The cause of your relationship problems
Believe it or not, all your relationship problems can be boiled down into one simple explanation. Either you are expecting your partner to give you something that they are unwilling or unable to give you, that you may or may not know you are asking for, or they are doing the same to you, or both.
You may be saying, yes, I know exactly what I’m asking for, and I’m not getting it. And of course, that’s where matters get complicated. Sometimes what you are asking for is more than your partner can give you, based on their attachment style. Sometimes what you’re asking for is too much for any reasonable person to give, so they back away to get personal space. The trick is in figuring out which is the case. And the trick to that is being honest enough with yourself that you can see your part in creating the relationship problems.
As you grew up, you had the fundamental needs of being safe, soothed and secure with the people who took care of you. You also needed to be seen, or “attuned to.” If these things did not happen optimally, this translated into your having a “style” of being in relationship with people that is going to have problems. In the worst case scenario, all your relationships may be super-chaotic or inflexibly rigid.

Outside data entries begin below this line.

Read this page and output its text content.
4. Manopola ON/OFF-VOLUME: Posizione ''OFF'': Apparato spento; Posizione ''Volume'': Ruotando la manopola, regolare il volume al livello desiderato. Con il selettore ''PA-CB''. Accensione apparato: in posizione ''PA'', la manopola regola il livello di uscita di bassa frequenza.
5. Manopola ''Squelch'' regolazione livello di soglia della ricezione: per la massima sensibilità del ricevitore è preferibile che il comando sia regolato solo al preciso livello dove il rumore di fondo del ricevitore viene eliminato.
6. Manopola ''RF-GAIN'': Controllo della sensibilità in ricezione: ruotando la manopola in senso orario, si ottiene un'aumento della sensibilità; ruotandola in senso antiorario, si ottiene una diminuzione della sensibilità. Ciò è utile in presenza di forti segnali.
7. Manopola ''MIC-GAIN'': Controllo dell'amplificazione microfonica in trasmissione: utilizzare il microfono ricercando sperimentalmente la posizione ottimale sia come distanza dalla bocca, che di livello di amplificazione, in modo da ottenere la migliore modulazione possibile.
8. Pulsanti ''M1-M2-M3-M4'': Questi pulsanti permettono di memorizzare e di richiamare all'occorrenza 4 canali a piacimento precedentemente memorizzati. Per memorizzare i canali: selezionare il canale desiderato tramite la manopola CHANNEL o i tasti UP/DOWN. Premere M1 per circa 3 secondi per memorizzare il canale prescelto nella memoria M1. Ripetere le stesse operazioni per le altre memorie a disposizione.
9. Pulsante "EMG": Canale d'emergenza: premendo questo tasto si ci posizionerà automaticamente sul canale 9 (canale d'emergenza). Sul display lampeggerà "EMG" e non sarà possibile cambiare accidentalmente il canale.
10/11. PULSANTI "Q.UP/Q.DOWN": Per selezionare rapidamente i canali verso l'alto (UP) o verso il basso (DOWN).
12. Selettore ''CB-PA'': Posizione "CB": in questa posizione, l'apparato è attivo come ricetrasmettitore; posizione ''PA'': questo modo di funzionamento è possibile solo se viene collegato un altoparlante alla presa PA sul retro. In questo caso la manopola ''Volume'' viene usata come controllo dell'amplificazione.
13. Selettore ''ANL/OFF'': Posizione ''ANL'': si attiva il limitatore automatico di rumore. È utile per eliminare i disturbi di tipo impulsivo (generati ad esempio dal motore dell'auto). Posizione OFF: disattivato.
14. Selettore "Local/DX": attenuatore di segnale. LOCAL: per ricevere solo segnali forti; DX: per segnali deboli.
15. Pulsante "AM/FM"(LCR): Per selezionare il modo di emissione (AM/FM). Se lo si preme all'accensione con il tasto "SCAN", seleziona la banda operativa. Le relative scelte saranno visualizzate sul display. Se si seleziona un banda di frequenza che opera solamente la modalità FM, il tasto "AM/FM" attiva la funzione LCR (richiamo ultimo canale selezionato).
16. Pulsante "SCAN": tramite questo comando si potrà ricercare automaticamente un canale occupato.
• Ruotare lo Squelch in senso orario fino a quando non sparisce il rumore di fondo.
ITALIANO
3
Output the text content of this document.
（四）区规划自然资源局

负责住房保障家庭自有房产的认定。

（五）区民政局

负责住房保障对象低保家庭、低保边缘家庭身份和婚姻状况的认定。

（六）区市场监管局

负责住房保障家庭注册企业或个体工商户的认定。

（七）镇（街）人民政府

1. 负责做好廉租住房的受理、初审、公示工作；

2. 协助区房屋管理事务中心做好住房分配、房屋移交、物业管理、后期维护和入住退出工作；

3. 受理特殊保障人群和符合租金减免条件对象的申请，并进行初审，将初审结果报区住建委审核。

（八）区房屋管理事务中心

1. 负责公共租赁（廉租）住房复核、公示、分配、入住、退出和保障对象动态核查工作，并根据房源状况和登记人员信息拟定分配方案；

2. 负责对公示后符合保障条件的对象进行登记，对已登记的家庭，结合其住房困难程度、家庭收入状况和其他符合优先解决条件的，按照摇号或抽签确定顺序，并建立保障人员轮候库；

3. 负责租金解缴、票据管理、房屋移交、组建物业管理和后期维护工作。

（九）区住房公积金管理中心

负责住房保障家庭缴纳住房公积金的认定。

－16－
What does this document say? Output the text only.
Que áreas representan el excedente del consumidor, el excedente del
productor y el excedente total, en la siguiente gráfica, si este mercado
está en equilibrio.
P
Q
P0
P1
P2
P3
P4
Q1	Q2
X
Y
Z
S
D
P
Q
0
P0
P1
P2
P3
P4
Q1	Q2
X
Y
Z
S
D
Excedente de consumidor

How to tell if your “style” is creating problems
One of the ways you can tell if your “style” is creating the relationship problems you have is if you notice the same pattern occurring in all your close relationships, romantic or otherwise. Do you pick the same type of person to be in a relationship with every time? Do the same problems appear?
Being honest with yourself about your part in the problem is the only control you have in the situation, so I suggest you spend your time working on that rather than focusing on your partner.
If you are not intimately familiar with your emotional expectations, you may be punishing your partner with anger, ridicule, betrayal, humiliation or avoidance when they don’t give you what you want, without knowing that you are doing it. It is possible to learn what these expectations are and find direct ways to ask your partner for them or other ways to meet them, creating a more peaceful, satisfying relationship.
If you know what your unmet needs are, and you stay in the relationship after “trying everything,” treating your partner in the ways described above, your need to punish them is greater than your need for whatever it is that they are not giving you that you could get somewhere else. You likely have some trouble with being independent of them, and that is your problem, not theirs. Be kind to yourself and to them, and start figuring out an exit plan.
Every other problem you have in your relationship is an offshoot of what I have described above, bar none. When you have a secure attachment style, you don’t sweat the small stuff. You will either work through issues with your partner reasonably, or you find a way to part amicably.